(program excerpt)
Parting the Curtain: ‘Bipolar’ Realities
Written, Directed & Performed by: Rachel Rhoades
All visual art, music, writing and testimonies in this production come from people who consider themselves to be part of the bipolar community.
We are not here to romanticize. Or victimize. Or incriminate. Or prescribe.
People with mental illness are among those whose voices and stories are missing from the selective history that forms general public knowledge.
Please consider:
When you see or hear the word ‘Bipolar,’ what comes to mind?
Perhaps you envision…
- the final minutes of an ‘X-Files’ episode: Scully and Moulder creeping around the craggy corners of a cave where the genius bipolar chemist has hidden out for a week, armed to the teeth, obsessed with and capable of destroying the world
- Gwyneth Paltrow playing a substitute teacher on “Glee,” rocking an imaginary baby, head cocked to the side, eyes bugged out, saying, “I’m Mary Todd Lincoln, I can’t take care of my baby, I must be bipolar!”

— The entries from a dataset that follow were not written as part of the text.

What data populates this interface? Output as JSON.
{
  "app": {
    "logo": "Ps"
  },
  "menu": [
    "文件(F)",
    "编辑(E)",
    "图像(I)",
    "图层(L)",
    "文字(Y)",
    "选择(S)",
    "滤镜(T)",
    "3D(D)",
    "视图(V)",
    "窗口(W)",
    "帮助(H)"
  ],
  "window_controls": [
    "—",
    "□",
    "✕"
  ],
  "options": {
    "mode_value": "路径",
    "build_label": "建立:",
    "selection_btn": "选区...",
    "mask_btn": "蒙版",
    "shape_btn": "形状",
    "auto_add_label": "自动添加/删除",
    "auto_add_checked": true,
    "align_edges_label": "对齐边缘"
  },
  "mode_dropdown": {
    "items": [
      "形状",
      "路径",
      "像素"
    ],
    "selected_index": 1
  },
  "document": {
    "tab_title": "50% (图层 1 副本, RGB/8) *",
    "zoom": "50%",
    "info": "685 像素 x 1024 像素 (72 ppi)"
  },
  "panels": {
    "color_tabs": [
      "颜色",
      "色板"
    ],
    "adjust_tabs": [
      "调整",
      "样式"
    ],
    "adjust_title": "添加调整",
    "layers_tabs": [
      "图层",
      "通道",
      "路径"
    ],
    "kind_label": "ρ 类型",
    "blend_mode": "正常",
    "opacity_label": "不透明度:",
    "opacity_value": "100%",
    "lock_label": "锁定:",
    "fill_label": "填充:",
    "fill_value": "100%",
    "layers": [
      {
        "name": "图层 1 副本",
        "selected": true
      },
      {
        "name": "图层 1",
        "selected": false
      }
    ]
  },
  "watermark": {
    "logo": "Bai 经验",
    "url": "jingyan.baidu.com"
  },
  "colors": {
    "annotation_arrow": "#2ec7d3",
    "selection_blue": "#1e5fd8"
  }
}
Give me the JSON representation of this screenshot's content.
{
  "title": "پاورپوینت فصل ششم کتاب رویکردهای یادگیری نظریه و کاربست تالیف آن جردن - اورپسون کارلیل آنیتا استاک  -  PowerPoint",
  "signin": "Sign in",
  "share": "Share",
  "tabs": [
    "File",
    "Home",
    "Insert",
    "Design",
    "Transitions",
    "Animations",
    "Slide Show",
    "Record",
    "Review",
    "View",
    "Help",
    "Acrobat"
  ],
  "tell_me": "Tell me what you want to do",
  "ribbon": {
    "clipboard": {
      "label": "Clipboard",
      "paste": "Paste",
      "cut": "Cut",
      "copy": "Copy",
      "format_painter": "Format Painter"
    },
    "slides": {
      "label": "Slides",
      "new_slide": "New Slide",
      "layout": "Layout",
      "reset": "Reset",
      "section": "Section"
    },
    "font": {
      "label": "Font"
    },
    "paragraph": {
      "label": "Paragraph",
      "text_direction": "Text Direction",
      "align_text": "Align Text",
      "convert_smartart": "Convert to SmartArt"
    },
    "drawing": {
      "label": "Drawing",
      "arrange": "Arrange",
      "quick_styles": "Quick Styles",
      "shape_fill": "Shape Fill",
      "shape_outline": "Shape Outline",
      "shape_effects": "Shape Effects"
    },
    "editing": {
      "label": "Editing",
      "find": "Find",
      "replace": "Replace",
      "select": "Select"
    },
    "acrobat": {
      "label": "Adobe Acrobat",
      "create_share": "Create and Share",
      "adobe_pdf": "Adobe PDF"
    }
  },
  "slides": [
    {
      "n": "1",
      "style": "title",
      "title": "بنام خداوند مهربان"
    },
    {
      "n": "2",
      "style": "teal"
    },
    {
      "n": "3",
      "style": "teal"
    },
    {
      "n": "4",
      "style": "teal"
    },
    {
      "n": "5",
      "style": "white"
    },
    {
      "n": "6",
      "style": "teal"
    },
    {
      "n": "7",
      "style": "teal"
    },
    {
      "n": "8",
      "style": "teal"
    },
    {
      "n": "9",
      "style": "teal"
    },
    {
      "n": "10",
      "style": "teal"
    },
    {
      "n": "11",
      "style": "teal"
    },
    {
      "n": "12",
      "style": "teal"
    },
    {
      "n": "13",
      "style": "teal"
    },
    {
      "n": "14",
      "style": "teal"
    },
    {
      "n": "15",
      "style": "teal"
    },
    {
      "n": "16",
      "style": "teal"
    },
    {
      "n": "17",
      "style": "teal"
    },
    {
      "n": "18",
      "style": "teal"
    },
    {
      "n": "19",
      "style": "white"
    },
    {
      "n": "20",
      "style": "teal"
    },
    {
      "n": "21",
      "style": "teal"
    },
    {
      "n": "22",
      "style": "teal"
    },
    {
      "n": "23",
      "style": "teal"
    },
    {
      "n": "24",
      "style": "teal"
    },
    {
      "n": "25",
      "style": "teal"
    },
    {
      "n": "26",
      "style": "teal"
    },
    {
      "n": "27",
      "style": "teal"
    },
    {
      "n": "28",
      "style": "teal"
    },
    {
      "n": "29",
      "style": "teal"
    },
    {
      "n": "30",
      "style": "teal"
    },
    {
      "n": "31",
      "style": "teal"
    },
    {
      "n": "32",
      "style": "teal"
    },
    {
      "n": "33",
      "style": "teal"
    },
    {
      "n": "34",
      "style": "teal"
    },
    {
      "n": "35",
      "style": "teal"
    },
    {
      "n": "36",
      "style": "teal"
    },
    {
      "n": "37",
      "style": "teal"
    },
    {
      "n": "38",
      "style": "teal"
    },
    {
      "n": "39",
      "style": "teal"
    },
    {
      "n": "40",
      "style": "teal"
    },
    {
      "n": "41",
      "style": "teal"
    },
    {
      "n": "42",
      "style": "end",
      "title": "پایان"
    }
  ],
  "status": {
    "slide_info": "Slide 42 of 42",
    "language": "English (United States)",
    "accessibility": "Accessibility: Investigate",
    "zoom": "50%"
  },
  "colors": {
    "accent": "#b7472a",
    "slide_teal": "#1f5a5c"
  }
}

- flashy headlines and Oscar jokes and late-night comedy show replays mocking Charlie Sheen
- a loved one … someone you once trusted … a colleague … a family member … a friend ... a stranger … in any combination
How about…
- Van Gogh’s Starry Starry Night … Jackson Pollock
- Beethoven’s Moonlight Sonata … Robert Schumann ... Nirvana
- Edgar Alan Poe … Virginia Woolf … Jack London … Graham Greene
- Carrie Fisher … Catherine Zeta-Jones … Jean-Claude Van Damme
- Sinead O'Connor … Nina Simone ... Rosemary Clooney
Important Note:
If you identify as having Bipolar Disorder, you do not have to create an imaginative masterpiece in the traditional sense to be accepted and respected by the rest of the community. Solidarity has no terms.
However… every person on Earth, whether stamped with a diagnosis or not, has creativity worth stimulating and celebrating.